Like my husband said on the day we found out we would forever be a family with three daughters, it is so special. And the fact that so many people have nothing but negative things to say, that they can only share an opinion on how terrible it will be to have three daughters, speaks a lot about not just our culture, but our world, and how so many people hold beliefs that would probably surprise them to really face. Microagressions on women — tiny, subtle thoughts that maybe women aren’t as smart or as strong or as capable as men, beliefs that are so small and insidious people don’t even realize how ingrained they are.

It’s not that boys are more valued in this world or that people still have deep feelings about “carrying on a family name” by producing a bunch of XY chromosomes as heirs. It’s that we have a world where women are still not treated equally, where we still have to fight to prove ourselves, where we still have to tone down our anger so we aren’t labeled as bitches, but we also have to tone down our joy so we aren’t labeled as ditzes. Where Rihanna can take the stage for a Super Bowl Halftime Show, suspended in the air on floating stages, singing through an incredible body of work that spans decades, and everyone spends the entire time trying to guess if she’s pregnant or just “carrying some extra baby weight.” Where Madonna’s face is so scrutinized at the Grammys that she has to publicly tell everyone she’s not sorry for the way she looks (!!). Where we now spend a good chunk of our time cringing at the way we treated teenagers like Britney Spears and Lindsay Lohan in the early 2000s, but still judge their looks; where we look back at Pamela Anderson owning her sexuality through the ‘90s — the same sexuality people mention to my husband, assuring him that having daughters who date will be a “nightmare” — but all we could do was call her a slut.

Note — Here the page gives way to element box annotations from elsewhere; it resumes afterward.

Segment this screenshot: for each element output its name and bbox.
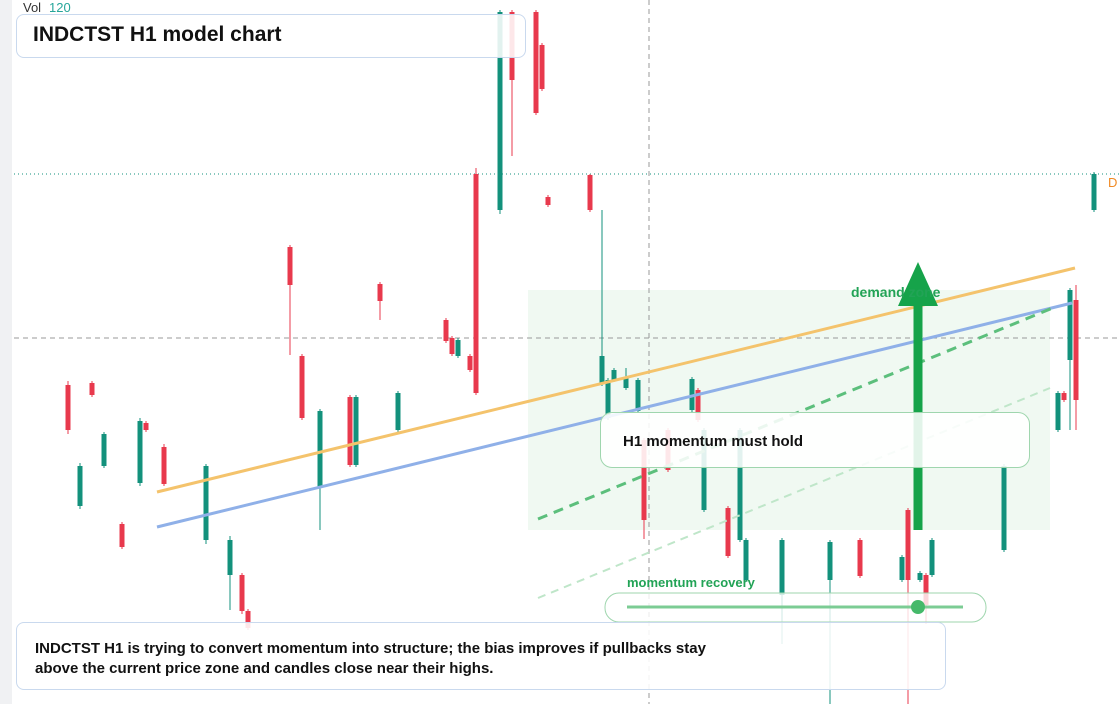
candle-body: [599, 356, 605, 384]
candle-body: [1091, 174, 1097, 210]
candle-body: [239, 575, 245, 611]
candle-body: [905, 510, 911, 580]
candle-body: [605, 380, 611, 418]
candle-body: [899, 557, 905, 580]
candle-body: [137, 421, 143, 483]
candle-body: [353, 397, 359, 465]
vol-value: 120: [49, 0, 71, 15]
candle-body: [545, 197, 551, 205]
candle-body: [227, 540, 233, 575]
candle-body: [473, 174, 479, 393]
candle-body: [1067, 290, 1073, 360]
candle-body: [917, 573, 923, 580]
candle-body: [857, 540, 863, 576]
candle-body: [77, 466, 83, 506]
candle-body: [377, 284, 383, 301]
candle-body: [695, 390, 701, 420]
candle-body: [539, 45, 545, 89]
candle-body: [587, 175, 593, 210]
candle-body: [317, 411, 323, 488]
candle-body: [623, 378, 629, 388]
chart-title: INDCTST H1 model chart: [16, 14, 526, 58]
candle-body: [701, 430, 707, 510]
candle-body: [299, 356, 305, 418]
candle-body: [245, 611, 251, 628]
candle-body: [533, 12, 539, 113]
candle-body: [1061, 393, 1067, 400]
note-text: INDCTST H1 is trying to convert momentum…: [35, 640, 706, 677]
candle-body: [467, 356, 473, 370]
candle-body: [143, 423, 149, 430]
price-tag: D: [1108, 175, 1117, 190]
candle-body: [89, 383, 95, 395]
candle-body: [443, 320, 449, 341]
left-strip: [0, 0, 12, 704]
candle-body: [1001, 466, 1007, 550]
candle-body: [287, 247, 293, 285]
candle-body: [101, 434, 107, 466]
candle-body: [395, 393, 401, 430]
candle-body: [737, 430, 743, 540]
recovery-dot: [911, 600, 925, 614]
candle-body: [203, 466, 209, 540]
note-box: INDCTST H1 is trying to convert momentum…: [16, 622, 946, 690]
candle-body: [449, 338, 455, 354]
zone-label: demand zone: [851, 284, 941, 300]
candle-body: [611, 370, 617, 380]
candle-body: [1073, 300, 1079, 400]
callout: H1 momentum must hold: [600, 412, 1030, 468]
vol-label: Vol: [23, 0, 41, 15]
candle-body: [497, 12, 503, 210]
recovery-label: momentum recovery: [627, 575, 756, 590]
candle-body: [923, 575, 929, 605]
candle-body: [65, 385, 71, 430]
candle-body: [119, 524, 125, 547]
candle-body: [743, 540, 749, 580]
candle-body: [455, 340, 461, 356]
candle-body: [827, 542, 833, 580]
candle-body: [1055, 393, 1061, 430]
candle-body: [347, 397, 353, 465]
candle-body: [641, 440, 647, 520]
candle-body: [725, 508, 731, 556]
candle-body: [635, 380, 641, 411]
candle-body: [929, 540, 935, 575]
arrow-head: [898, 262, 938, 306]
candle-body: [779, 540, 785, 595]
candle-body: [161, 447, 167, 484]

In a world where, from the moment someone finds out you are pregnant with a daughter, they tell you to get ready for all the crying and misery to come.

But you know, a whole lot of “dramatic” and “emotional” women have changed the world for the better. And I’m beyond thrilled to raise and empower three little women who will always know that their parents loved them and believed in them and always, always thought they were the best little things in the world. The best gifts.